Nonlinear thickness and oxidation-dependent transparency and conductance of sputtered titanium suboxide nanofilms

Abstract

Optically transparent and electrically conductive semiconducting titanium suboxide nanometer thick films, which are technologically important in a wide variety of applications, show a nonlinear dependency of optical and electrical properties on film thickness and oxidation time. The optical, electrical, chemical, and structural properties of the sputter-deposited titanium suboxide nanofilms on fused quartz glass at room temperature are investigated by varying the film thickness, and the additional oxidation is controlled by the duration of air exposure. The optical properties of the nanofilms are simulated by considering them as both a homogeneous film as well as an inhomogeneous film with the combination of the Lorentz Drude model and the Maxwell Garnett effective medium theory (MG-EMT).
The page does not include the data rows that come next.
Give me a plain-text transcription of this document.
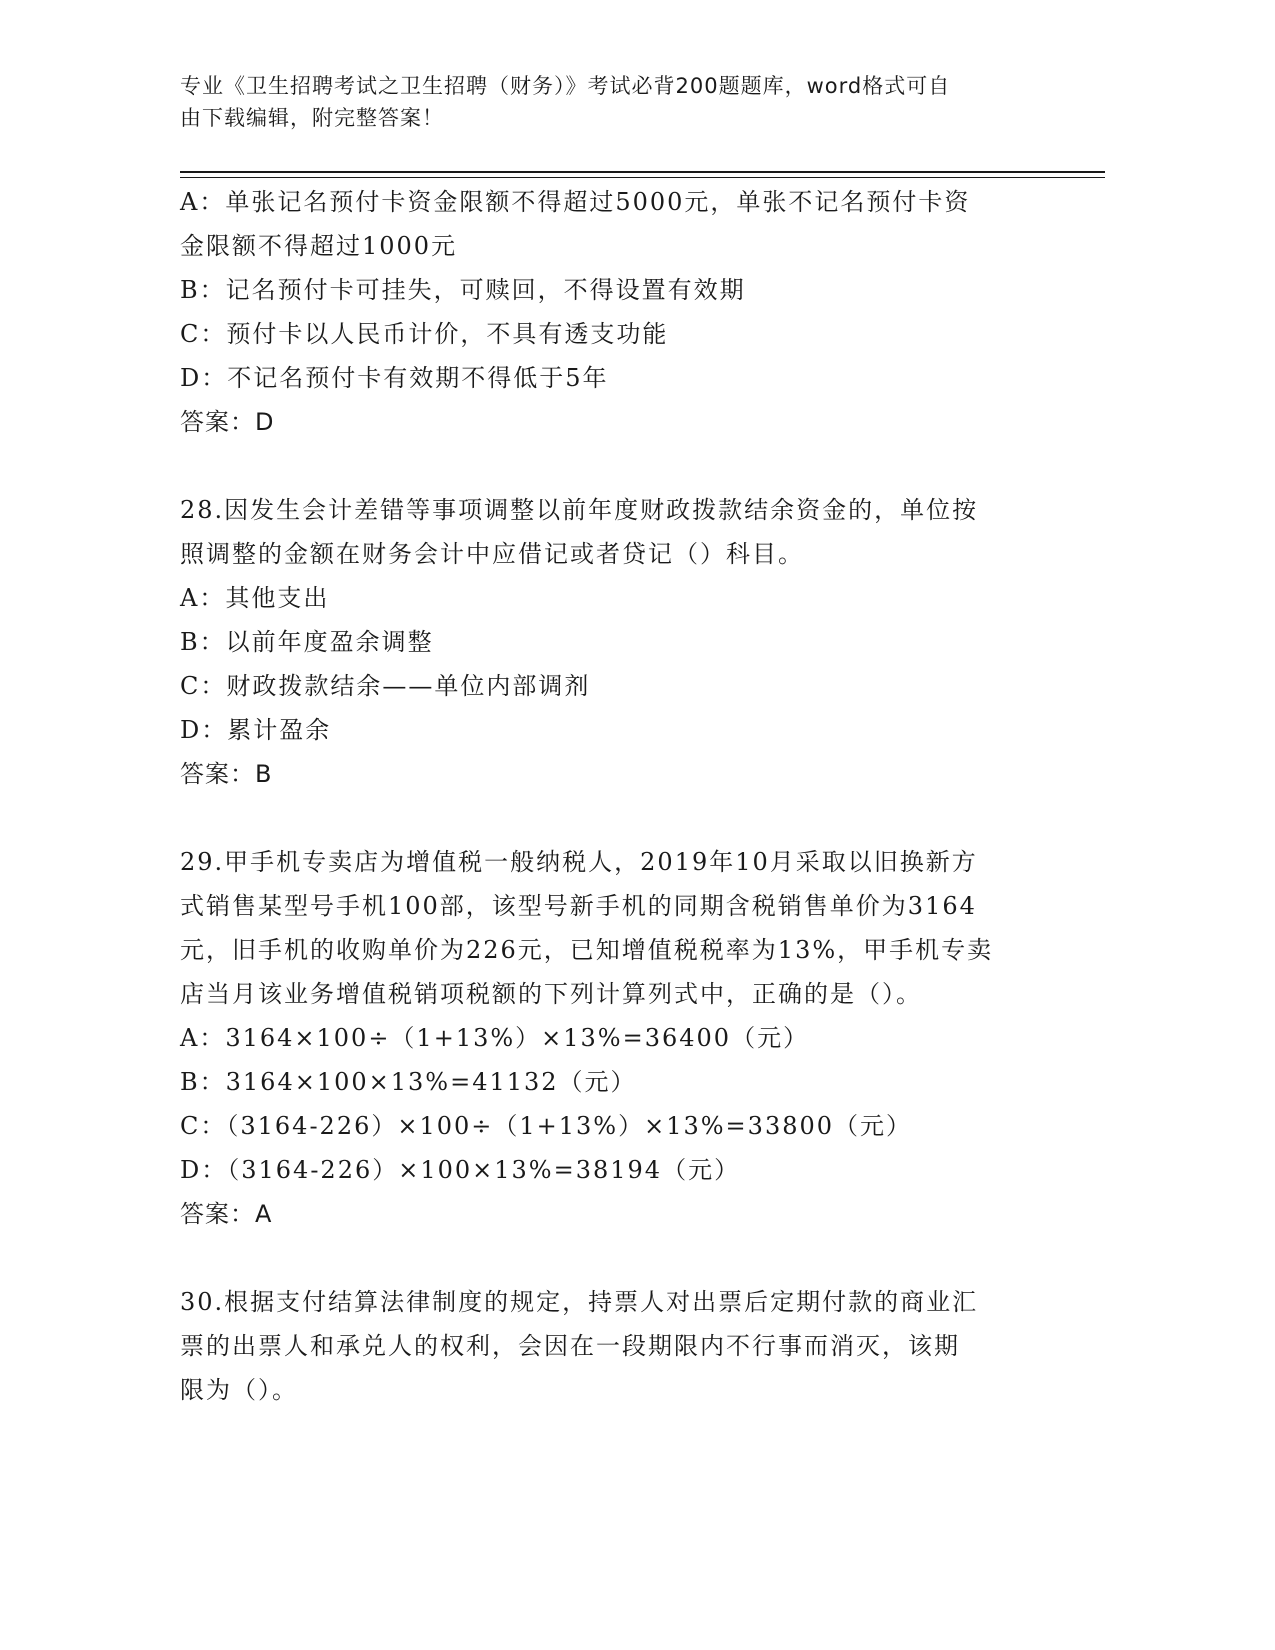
专业《卫生招聘考试之卫生招聘（财务）》考试必背200题题库，word格式可自
由下载编辑，附完整答案！
A：单张记名预付卡资金限额不得超过5000元，单张不记名预付卡资
金限额不得超过1000元
B：记名预付卡可挂失，可赎回，不得设置有效期
C：预付卡以人民币计价，不具有透支功能
D：不记名预付卡有效期不得低于5年
答案：D
28.因发生会计差错等事项调整以前年度财政拨款结余资金的，单位按
照调整的金额在财务会计中应借记或者贷记（）科目。
A：其他支出
B：以前年度盈余调整
C：财政拨款结余——单位内部调剂
D：累计盈余
答案：B
29.甲手机专卖店为增值税一般纳税人，2019年10月采取以旧换新方
式销售某型号手机100部，该型号新手机的同期含税销售单价为3164
元，旧手机的收购单价为226元，已知增值税税率为13%，甲手机专卖
店当月该业务增值税销项税额的下列计算列式中，正确的是（）。
A：3164×100÷（1+13%）×13%=36400（元）
B：3164×100×13%=41132（元）
C：（3164-226）×100÷（1+13%）×13%=33800（元）
D：（3164-226）×100×13%=38194（元）
答案：A
30.根据支付结算法律制度的规定，持票人对出票后定期付款的商业汇
票的出票人和承兑人的权利，会因在一段期限内不行事而消灭，该期
限为（）。
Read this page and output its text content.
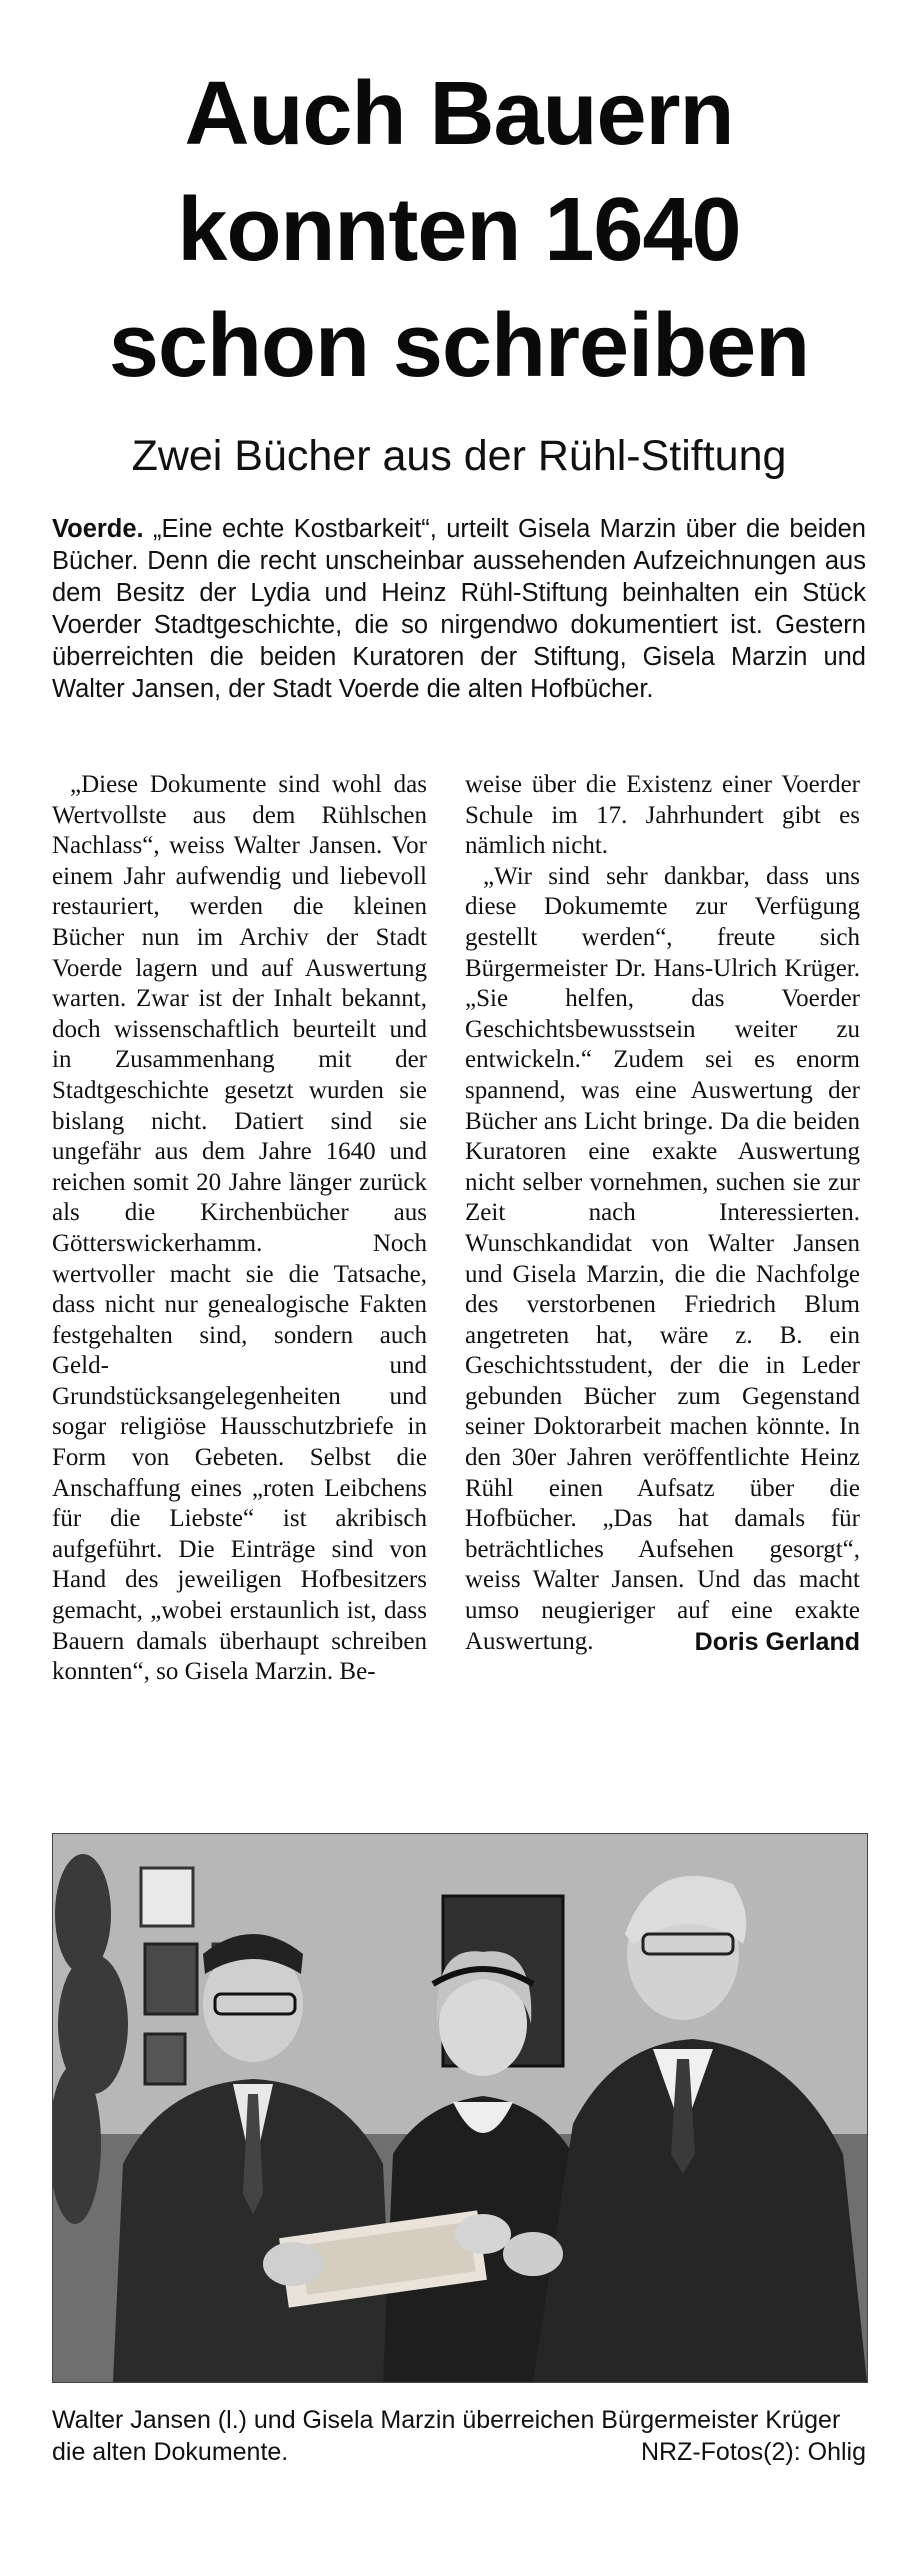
Auch Bauern
konnten 1640
schon schreiben
Zwei Bücher aus der Rühl-Stiftung
Voerde. „Eine echte Kostbarkeit“, urteilt Gisela Marzin über die beiden Bücher. Denn die recht unscheinbar aussehenden Aufzeichnungen aus dem Besitz der Lydia und Heinz Rühl-Stiftung beinhalten ein Stück Voerder Stadtgeschichte, die so nirgendwo dokumentiert ist. Gestern überreichten die beiden Kuratoren der Stiftung, Gisela Marzin und Walter Jansen, der Stadt Voerde die alten Hofbücher.

„Diese Dokumente sind wohl das Wertvollste aus dem Rühlschen Nachlass“, weiss Walter Jansen. Vor einem Jahr aufwendig und liebevoll restauriert, werden die kleinen Bücher nun im Archiv der Stadt Voerde lagern und auf Auswertung warten. Zwar ist der Inhalt bekannt, doch wissenschaftlich beurteilt und in Zusammenhang mit der Stadtgeschichte gesetzt wurden sie bislang nicht. Datiert sind sie ungefähr aus dem Jahre 1640 und reichen somit 20 Jahre länger zurück als die Kirchenbücher aus Götterswickerhamm. Noch wertvoller macht sie die Tatsache, dass nicht nur genealogische Fakten festgehalten sind, sondern auch Geld- und Grundstücksangelegenheiten und sogar religiöse Hausschutzbriefe in Form von Gebeten. Selbst die Anschaffung eines „roten Leibchens für die Liebste“ ist akribisch aufgeführt. Die Einträge sind von Hand des jeweiligen Hofbesitzers gemacht, „wobei erstaunlich ist, dass Bauern damals überhaupt schreiben konnten“, so Gisela Marzin. Be-

weise über die Existenz einer Voerder Schule im 17. Jahrhundert gibt es nämlich nicht.

„Wir sind sehr dankbar, dass uns diese Dokumemte zur Verfügung gestellt werden“, freute sich Bürgermeister Dr. Hans-Ulrich Krüger. „Sie helfen, das Voerder Geschichtsbewusstsein weiter zu entwickeln.“ Zudem sei es enorm spannend, was eine Auswertung der Bücher ans Licht bringe. Da die beiden Kuratoren eine exakte Auswertung nicht selber vornehmen, suchen sie zur Zeit nach Interessierten. Wunschkandidat von Walter Jansen und Gisela Marzin, die die Nachfolge des verstorbenen Friedrich Blum angetreten hat, wäre z. B. ein Geschichtsstudent, der die in Leder gebunden Bücher zum Gegenstand seiner Doktorarbeit machen könnte. In den 30er Jahren veröffentlichte Heinz Rühl einen Aufsatz über die Hofbücher. „Das hat damals für beträchtliches Aufsehen gesorgt“, weiss Walter Jansen. Und das macht umso neugieriger auf eine exakte Auswertung.	Doris Gerland

Walter Jansen (l.) und Gisela Marzin überreichen Bürgermeister Krüger die alten Dokumente.	NRZ-Fotos(2): Ohlig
Their electrical properties are simulated with the MG-EMT. The optical transmittance, electrical conductivity, secondary ion mass spectroscopy, x-ray photoemission spectroscopy analysis, and simulation of titanium suboxide nanofilms indicate that inhomogeneous film growth and oxidation are responsible for the nonlinear dependency. The oxygen atomic ratios to titanium for the as-deposited films depend on the deposition time and vary in 1.60–1.73, while those exposed to air for seven days increase to 1.79–1.99.